In the majority opinion, the Eleventh Circuit held that the district court did not abuse its discretion in permanently enjoining Almagarby from transacting in securities without registering as a dealer or associating with a registered broker-dealer. However, the Eleventh Circuit disagreed with the district court with respect to the imposition of the penny-stock bar, which prohibited both unlawful and lawful penny-stock transactions. The Eleventh Circuit majority concluded that the Eleventh Circuit has not “to the best of our knowledge, approved of enjoining a defendant from participating in otherwise lawful behavior when that defendant had not already exhibited his unlikeliness to comply with the law going forward — either through prior adjudicated securities violations or through conduct bordering on (if not amounting to) criminal.”
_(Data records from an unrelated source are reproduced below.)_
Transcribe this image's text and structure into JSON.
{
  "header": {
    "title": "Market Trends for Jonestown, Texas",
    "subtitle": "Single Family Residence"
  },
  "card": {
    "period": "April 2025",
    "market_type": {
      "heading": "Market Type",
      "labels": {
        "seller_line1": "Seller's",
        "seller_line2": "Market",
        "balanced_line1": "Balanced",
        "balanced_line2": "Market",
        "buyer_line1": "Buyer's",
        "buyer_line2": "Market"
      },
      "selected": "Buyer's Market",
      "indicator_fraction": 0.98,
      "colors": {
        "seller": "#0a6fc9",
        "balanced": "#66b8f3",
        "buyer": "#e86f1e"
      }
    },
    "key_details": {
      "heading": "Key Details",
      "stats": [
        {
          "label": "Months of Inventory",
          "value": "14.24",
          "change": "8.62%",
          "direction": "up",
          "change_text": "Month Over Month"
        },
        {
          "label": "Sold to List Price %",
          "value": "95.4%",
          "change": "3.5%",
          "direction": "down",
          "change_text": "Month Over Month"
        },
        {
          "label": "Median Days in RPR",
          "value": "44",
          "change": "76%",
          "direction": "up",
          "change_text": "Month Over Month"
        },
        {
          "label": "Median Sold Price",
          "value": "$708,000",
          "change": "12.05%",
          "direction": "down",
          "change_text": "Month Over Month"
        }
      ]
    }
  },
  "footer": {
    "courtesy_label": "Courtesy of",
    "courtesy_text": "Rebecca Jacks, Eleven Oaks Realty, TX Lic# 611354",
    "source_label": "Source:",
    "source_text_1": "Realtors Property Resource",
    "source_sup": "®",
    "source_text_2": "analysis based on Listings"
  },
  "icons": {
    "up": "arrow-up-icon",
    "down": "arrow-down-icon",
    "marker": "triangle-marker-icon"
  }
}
Chief Judge William Pryor issued a partial dissent, disagreeing that the penny-stock bar would have been an abuse of discretion where “voluntary cessation is the only impediment to Almagarby’s recidivism.” However, the majority’s reasoning may have created an opening in Eleventh Circuit jurisprudence for defendants contesting penny-stock bars. Similarly, a defendant could argue against other types of bars sought by the SEC, including those against serving as an officer or director of a public company.
The case is SEC v. Almagarby et al., case number 21-13755, in the U.S. Court of Appeals for the Eleventh Circuit.
[1] See, e.g., SEC v. Carriba Air, Inc., 681 F.2d 1318, 1322 (11th Cir. 1982) (this circuit has stated that assertions on the part of the defendant that he would cease his wrongful conduct are by no means dispositive.). See also SEC v. Ginsburg, 362 F.3d 1292, 1305 (11th Cir. 2004).
[2] SEC v. Manor Nursing Centers, Inc., 458 F.2d 1082, 1101 (2d Cir. 1972).